Les jeunes ne veulent plus de Macron, mais voter les interroge et ils ne croient pas que 2022 changera la politique

Publié le par Front de Gauche Pierre Bénite

Les jeunes ne veulent plus de Macron, mais voter les interroge et ils ne croient pas que 2022 changera la politique
Les jeunes ne veulent plus de Macron, mais voter les interroge et ils ne croient pas que 2022 changera la politique

Ils sont à la Fête de l'Humanité, ils ont de 16 ans à 25 ans. Ce sont les jeunes venus en nombre. Nous les avons rencontrés-es.

Les discussions vont bon train, à la sortie d'un stand après une bonne bière, à la fin d'un spectacle ou mêmes dans les allées qu'il parcourent soit en couple soit en groupe. Nous les interrogeons sur les échéances électorales à venir.

Leur souhait premier, voir Macron battu à la présidentielle. Elles et ils n'aiment pas son mépris des jeunes et ses insultes. Mais à la question : qu'est ce que vous mettez à la place ? La réponse est hésitante. C'est on verra bien mais surtout pas l'extrême droite, d'autres pensent que ces élections ne changeront pas fondamentalement la politique ultralibérale actuelle et se demandent même s'ils voteront. Mais certains rajoutent, "s'il le faut, on ira voter".

Sur la Fête, elles et ils ont entendu Fabien Roussel annoncer sa détermination à l’emporter en 2022, d'autres le PS avec Anne Hidalgo au stand de la Fédération de Paris ou encore Les Verts dont les candidats se chamaillent pour leur primaire écolo, ce qui les étonne car ils estiment que le lutte pour le climat ne devrait pas être la cause de division à plus forte raison au sein d'un même parti.

Malgré la multiplication des candidats à droite comme à gauche, les jeunes participants à la Fête, venus surtout pour les concerts et les retrouvailles entre potes après un an d’isolement dû à la pandémie, n'ont pas encore la tête à la présidentielle même s'ils sont nombreux à penser qu'une alternative ne puisse avoir lieu.

Certains pensent que c'est foutu sans chercher à mieux comprendre, d'autre plus politisés sont convaincus que quelque chose peut se passer, l'espace est étroit entre la droite ultralibérale que représente Macron et la sociale démocratie. Beaucoup de jeunes attendent de voir ce que l'on va leur proposer pour investir cet espace. Il ne faudra pas se manquer précisent certains d'autant que beaucoup n'ont jamais voté, ça sera leur premier vote. Ce qui ne les motive pas plus !

Des étudiants font remarquer que le cours en "visio" ça n'aide pas au débat, chacun est dans son coin et réfléchit tout seul, il ne bénéficie pas des idées des autres. Bien que certains jeunes fassent état que lors d'AG à propos des partiels Macron y a été très critiqué. Mais comme le rajoute l'un d'eux, la pandémie a bouché les imaginaires et détruit les rêves.

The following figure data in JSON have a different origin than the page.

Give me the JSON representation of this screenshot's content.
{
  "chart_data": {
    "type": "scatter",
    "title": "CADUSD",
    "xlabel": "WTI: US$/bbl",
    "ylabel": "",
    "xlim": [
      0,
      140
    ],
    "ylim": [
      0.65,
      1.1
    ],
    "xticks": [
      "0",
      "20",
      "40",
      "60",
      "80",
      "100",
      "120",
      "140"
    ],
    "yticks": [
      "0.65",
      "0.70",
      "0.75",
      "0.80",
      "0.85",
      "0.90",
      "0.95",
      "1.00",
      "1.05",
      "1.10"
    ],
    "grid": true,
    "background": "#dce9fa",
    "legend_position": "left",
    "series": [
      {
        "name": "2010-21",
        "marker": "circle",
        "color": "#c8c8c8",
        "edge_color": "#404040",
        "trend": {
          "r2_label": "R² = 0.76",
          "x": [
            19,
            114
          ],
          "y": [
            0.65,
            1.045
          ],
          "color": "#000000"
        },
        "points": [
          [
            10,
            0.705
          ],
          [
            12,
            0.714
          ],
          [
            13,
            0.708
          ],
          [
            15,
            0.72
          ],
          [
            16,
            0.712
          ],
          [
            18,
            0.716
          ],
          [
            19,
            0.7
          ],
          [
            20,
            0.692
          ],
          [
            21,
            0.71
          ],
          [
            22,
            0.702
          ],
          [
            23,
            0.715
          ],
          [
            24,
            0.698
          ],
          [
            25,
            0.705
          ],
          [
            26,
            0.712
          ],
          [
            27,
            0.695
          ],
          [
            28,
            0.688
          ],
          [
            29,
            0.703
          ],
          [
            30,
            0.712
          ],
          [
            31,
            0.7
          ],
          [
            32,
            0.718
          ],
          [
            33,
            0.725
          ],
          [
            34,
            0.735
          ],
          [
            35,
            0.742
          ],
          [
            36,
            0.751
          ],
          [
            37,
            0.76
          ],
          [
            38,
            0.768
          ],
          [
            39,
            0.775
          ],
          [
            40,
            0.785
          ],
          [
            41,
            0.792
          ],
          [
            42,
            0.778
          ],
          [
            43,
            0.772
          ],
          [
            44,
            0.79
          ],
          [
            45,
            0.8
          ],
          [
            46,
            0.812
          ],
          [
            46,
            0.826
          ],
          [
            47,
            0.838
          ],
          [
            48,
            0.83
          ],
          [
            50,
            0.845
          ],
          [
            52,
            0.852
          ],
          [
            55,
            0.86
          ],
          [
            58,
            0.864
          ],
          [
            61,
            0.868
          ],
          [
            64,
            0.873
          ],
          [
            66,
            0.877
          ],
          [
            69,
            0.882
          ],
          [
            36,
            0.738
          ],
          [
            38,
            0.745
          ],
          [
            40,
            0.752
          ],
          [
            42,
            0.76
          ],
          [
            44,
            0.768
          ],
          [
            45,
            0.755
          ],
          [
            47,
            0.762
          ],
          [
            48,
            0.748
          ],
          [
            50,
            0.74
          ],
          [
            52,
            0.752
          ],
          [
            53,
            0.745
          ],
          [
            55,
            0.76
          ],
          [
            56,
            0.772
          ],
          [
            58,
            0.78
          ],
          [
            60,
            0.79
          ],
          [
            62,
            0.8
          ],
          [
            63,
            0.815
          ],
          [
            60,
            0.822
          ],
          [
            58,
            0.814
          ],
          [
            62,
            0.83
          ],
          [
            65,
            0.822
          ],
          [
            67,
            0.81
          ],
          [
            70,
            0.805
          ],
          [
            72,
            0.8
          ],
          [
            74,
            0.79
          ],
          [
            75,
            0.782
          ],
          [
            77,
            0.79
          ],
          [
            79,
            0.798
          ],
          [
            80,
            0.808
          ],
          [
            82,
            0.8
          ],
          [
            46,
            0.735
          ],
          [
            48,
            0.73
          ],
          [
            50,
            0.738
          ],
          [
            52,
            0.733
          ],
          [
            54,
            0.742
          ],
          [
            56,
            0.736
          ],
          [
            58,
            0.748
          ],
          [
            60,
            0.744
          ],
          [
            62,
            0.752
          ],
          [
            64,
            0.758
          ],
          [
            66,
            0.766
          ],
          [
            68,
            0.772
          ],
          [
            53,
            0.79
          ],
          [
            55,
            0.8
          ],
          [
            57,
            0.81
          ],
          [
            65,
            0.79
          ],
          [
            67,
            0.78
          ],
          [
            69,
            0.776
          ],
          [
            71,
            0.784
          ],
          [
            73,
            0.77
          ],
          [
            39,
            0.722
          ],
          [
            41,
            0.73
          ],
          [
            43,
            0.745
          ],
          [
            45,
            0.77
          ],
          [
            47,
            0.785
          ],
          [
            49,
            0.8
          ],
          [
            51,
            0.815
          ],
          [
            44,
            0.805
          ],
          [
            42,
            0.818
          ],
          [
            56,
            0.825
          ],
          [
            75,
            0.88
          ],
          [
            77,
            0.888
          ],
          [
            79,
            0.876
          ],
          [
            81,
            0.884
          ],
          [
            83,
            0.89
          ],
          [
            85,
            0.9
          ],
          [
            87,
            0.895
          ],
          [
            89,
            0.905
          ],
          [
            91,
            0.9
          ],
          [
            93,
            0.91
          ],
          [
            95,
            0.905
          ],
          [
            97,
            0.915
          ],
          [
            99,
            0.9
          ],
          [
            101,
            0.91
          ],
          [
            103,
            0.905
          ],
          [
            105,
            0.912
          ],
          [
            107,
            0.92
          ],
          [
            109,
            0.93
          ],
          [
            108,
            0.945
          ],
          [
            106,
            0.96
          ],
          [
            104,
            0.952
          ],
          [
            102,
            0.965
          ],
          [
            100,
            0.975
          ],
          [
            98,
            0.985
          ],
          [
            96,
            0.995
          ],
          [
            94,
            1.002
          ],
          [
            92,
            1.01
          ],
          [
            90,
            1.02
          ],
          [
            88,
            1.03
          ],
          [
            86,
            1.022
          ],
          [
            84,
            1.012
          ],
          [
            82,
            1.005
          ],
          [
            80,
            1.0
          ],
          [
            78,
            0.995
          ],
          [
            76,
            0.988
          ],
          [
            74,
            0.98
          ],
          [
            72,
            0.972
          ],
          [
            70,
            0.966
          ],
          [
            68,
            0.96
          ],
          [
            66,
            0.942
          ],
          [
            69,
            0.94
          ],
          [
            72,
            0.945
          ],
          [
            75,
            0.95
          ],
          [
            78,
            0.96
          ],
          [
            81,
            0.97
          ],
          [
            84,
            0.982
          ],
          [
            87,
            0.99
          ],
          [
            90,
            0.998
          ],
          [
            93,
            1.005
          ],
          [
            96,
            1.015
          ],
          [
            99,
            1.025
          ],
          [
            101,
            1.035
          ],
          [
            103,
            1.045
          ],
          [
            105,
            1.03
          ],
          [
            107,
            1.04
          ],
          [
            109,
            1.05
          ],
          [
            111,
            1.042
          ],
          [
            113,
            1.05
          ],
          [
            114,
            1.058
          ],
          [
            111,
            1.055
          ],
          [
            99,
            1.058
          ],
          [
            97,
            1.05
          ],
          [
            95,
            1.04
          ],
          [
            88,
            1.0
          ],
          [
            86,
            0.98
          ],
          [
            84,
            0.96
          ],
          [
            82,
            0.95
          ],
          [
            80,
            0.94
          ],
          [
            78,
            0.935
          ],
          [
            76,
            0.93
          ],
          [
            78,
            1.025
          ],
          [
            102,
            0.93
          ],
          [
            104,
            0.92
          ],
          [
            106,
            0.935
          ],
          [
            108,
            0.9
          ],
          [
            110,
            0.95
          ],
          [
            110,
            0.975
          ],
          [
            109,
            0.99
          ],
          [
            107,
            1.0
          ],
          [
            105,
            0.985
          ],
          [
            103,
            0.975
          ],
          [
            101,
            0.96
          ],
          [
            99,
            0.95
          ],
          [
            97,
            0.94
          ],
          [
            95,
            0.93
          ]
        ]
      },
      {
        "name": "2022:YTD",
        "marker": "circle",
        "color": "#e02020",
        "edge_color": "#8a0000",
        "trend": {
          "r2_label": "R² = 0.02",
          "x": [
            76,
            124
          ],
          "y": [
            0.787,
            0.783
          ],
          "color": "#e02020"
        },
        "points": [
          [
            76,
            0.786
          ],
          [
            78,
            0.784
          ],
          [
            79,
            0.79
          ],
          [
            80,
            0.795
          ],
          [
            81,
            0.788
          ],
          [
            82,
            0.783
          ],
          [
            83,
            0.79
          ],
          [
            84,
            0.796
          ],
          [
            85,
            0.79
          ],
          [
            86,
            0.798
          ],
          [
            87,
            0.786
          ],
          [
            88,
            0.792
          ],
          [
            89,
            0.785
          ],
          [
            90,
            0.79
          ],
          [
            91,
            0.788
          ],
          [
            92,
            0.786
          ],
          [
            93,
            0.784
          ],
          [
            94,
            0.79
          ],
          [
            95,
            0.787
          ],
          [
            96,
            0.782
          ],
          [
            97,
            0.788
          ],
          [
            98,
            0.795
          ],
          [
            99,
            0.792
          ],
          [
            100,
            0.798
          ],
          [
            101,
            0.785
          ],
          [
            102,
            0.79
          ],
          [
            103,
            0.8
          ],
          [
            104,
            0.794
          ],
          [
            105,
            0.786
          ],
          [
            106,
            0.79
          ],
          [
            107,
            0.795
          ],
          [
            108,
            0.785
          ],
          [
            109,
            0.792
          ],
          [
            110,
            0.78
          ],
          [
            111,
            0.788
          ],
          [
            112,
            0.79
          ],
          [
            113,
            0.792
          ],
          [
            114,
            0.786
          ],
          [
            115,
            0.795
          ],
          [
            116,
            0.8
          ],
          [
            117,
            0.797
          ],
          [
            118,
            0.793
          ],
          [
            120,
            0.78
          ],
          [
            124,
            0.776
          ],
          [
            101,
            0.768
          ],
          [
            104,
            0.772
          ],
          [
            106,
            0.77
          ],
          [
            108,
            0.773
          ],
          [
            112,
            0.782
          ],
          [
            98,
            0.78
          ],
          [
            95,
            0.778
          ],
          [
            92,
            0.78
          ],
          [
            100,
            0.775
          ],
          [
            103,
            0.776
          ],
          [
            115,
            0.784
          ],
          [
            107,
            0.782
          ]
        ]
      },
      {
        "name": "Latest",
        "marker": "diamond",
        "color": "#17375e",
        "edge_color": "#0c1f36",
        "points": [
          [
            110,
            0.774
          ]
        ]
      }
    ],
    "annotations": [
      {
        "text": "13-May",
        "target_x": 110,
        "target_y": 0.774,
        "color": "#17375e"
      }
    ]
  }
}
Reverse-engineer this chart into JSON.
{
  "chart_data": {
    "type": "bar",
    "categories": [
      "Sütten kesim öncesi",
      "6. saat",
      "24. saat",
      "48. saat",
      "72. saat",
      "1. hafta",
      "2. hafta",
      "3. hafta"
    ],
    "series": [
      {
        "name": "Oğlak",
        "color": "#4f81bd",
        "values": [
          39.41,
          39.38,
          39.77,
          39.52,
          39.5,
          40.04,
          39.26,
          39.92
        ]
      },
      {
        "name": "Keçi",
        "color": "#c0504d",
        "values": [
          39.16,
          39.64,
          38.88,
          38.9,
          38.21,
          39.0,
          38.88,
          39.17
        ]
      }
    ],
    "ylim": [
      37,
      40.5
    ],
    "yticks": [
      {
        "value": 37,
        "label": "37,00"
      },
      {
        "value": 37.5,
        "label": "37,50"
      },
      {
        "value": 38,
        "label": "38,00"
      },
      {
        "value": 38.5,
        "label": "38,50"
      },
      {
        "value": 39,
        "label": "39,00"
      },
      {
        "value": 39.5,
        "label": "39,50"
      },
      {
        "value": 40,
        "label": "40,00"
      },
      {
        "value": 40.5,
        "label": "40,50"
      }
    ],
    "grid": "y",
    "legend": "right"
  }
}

Beaucoup de jeunes regrettent qu'ils ne voient pas à l'heure actuelle une personnalité qui se détache. Mélenchon est connu mais il ne fait pas recette, les socialistes sont trop connus pour leur gestion des affaires qui ne respecte jamais les engagements pris, et préoccupés par le climat, mais ne croient pas aux écolos et d'autres trouvent Fabien Roussel sympathique, avec l'esprit "jeune" mais ils ne connaissent pas son programme... pourtant un jeune couple l'a écouté à la TV et a trouvé intéressante son idée de garantir l'emploi tout au long de la vie professionnelle, peut-être que moins de jeunes seront précarisés, a t-elle ajouté.   

A sept mois de l'échéance, cela n'inquiète pas les jeunes, les candidats-es ne sont pas connus-es ni leur programme, à part celui de Macron qui est de continuer ce qu'il fait sans consulter personne et Mélenchon qui veut faire croire qu'il est la République à lui tout seul ! Au fond, les jeunes n'attendent pas un sauveur suprême, mais surtout des idées et des propositions qui permettent de changer les choses en profondeur. De ce point de vue, beaucoup de jeunes rencontrés, apprécient le slogan "l'humain et le climat d'abord !"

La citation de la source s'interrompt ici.